The numbers are staggering with reports from the United Nations and Unicef indicating that more than 7 million civilians in Yemen are suffering from starvation, and 19 million out of the country’s 27 million population are “in need of some form of aid.” At least 9.6 million children—or 80 percent of the children in the country—are in need of humanitarian assistance, and nearly half a million children suffer from severe acute malnutrition.
4. The “War on Transparency” is becoming more obvious as the MSM refuses to address the glaring inconsistencies in the official narrative of the deadliest mass shooting in modern U.S. history
It has been nearly three months since 58 people were killed and 546 injured in Las Vegas on Oct. 1, in what has been dubbed the deadliest mass shooting in modern U.S. history. Yet even with the incredibly high number of victims, the official narrative has been accepted by the mainstream media, and the shooting was quick to disappear from headlines.
In addition to the fact that the alleged shooter, Stephen Paddock, is accused of carrying out the shooting from the window of a room on the 32nd floor of one of the most popular hotels in Las Vegas, and no surveillance footage has been released, there are also a number of legitimate questions.
One of the most important reasons to question the official narrative of the shooting is based on the fact that it has changed multiple times. From the facts surrounding whether an officer discharged his weapon upon entering Paddock’s room, to the presence of police and security guards when the shooting began, the official story has been riddled with inconsistencies.
5. The “War on Civil Liberties” has continued to flourish, as Congress has shown a blatant disregard for the Fourth Amendment in 2017
The decisions made by the United States Congress this year should leave every American asking whether the government is aware of the presence of the Fourth Amendment, which is meant to protect Americans from unlawful searches and seizures without a warrant.

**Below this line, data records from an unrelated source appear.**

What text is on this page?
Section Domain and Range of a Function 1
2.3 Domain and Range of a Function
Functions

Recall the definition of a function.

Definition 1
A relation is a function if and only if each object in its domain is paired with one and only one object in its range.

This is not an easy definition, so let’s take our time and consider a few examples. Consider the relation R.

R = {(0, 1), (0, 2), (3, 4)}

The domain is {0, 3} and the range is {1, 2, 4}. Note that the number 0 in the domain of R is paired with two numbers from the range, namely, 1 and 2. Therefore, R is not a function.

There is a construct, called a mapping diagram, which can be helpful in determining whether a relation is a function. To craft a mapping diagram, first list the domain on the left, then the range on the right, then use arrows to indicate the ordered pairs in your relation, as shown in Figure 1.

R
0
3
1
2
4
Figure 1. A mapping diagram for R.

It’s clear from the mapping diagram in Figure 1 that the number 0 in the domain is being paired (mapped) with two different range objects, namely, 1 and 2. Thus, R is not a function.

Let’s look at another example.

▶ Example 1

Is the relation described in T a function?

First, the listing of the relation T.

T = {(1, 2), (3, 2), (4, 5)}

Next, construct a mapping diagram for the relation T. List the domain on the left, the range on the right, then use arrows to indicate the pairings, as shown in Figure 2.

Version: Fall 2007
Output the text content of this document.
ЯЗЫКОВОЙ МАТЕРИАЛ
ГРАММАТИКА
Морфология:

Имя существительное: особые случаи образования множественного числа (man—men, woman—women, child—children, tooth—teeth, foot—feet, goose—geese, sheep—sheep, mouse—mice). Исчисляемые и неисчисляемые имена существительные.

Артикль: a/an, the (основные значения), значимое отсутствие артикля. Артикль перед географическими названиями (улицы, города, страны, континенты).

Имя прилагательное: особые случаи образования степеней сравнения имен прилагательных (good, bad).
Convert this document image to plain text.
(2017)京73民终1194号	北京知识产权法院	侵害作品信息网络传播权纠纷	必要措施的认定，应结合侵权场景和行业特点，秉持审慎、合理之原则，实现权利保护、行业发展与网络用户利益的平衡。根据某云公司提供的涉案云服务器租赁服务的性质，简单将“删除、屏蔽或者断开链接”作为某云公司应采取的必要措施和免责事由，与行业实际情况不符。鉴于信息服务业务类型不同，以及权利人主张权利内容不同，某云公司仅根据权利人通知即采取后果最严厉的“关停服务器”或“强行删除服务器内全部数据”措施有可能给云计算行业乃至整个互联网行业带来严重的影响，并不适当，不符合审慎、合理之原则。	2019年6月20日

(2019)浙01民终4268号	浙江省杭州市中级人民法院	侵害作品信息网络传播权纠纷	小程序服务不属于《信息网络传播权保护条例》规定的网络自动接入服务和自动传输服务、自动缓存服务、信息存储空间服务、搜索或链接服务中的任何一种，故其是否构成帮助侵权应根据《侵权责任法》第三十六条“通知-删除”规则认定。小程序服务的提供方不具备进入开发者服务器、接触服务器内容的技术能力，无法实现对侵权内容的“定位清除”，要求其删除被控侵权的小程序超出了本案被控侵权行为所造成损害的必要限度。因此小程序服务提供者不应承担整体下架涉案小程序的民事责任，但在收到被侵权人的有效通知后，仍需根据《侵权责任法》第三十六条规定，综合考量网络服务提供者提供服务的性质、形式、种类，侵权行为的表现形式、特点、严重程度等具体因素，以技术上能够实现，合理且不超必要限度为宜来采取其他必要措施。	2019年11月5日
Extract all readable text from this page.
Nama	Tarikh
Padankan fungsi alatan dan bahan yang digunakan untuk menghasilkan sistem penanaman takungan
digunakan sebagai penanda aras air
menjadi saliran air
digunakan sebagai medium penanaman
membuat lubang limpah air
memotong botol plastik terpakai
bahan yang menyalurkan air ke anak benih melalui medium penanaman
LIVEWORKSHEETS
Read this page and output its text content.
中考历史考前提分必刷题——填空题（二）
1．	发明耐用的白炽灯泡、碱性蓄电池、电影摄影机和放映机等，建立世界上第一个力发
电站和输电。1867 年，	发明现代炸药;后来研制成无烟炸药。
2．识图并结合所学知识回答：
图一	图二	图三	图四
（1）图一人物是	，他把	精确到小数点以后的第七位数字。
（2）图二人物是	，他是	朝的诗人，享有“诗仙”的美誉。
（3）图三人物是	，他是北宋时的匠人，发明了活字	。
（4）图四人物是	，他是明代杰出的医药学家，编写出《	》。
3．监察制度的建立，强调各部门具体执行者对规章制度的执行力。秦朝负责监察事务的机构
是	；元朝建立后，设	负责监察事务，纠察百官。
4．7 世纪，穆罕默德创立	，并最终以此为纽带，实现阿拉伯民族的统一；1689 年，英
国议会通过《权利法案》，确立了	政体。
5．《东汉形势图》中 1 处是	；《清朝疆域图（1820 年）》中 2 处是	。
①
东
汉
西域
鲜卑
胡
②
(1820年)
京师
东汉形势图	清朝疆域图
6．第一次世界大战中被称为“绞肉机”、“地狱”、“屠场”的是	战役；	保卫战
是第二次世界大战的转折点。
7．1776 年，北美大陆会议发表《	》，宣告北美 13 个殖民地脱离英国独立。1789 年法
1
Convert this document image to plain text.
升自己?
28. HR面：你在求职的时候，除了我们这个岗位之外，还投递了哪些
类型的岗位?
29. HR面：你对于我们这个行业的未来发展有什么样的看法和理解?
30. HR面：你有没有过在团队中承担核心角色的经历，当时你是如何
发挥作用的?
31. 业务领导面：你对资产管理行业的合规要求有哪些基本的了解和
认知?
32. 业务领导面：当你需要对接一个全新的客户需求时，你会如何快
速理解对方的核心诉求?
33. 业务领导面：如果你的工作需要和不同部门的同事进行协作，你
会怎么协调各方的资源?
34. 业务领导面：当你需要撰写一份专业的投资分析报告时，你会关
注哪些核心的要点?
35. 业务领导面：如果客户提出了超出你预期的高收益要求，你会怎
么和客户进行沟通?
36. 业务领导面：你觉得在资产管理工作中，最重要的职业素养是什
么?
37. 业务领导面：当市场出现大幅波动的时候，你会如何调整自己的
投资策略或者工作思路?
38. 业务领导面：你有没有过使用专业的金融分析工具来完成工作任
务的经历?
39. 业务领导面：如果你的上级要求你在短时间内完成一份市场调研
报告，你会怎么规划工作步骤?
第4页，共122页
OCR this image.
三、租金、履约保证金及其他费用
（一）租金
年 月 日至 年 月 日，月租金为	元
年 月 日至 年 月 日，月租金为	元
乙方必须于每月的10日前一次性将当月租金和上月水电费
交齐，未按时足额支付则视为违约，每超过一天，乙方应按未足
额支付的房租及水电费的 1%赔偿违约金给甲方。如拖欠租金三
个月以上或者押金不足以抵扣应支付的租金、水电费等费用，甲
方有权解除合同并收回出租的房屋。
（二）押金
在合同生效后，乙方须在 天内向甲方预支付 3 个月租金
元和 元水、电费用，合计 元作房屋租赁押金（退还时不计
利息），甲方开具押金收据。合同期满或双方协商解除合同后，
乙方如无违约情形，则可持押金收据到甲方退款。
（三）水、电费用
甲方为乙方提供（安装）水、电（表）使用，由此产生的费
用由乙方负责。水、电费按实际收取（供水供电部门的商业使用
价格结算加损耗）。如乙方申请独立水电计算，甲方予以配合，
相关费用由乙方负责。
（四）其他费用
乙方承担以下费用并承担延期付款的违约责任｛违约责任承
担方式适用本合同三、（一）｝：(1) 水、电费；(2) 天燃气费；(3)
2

President Trump signed House Joint Resolution 76 into law in August, which was passed by Congress with overwhelming support and very little attention from the media. However, included in the bill to create a Metrorail Safety Commission in Virginia, Maryland and the District of Columbia, is a clause that gives the members of that commission the broad authority to conduct warrantless searches of the homes and properties adjacent to the Metrorail system.
Congress is also preparing to vote on the USA Liberty Act, a bill that will reauthorize Section 702 of the Foreign Intelligence Surveillance Act, which is set to expire on Dec. 31. While the assumption may be that if the bill is not signed into law, then the provisions from Section 702 will no longer be legal and the government will stop collecting data from innocent Americans without warrants, intelligence officials have revealed that “the government believes it can keep the program going for months,” even if it is not reauthorized.
The #LibertyAct passed committee 27-8. It allows the government to search our private data without a warrant—in violation of the #4thAmendment. It’s another bill, like the #FreedomAct, that furthers violations of our rights under the guise of protecting our rights.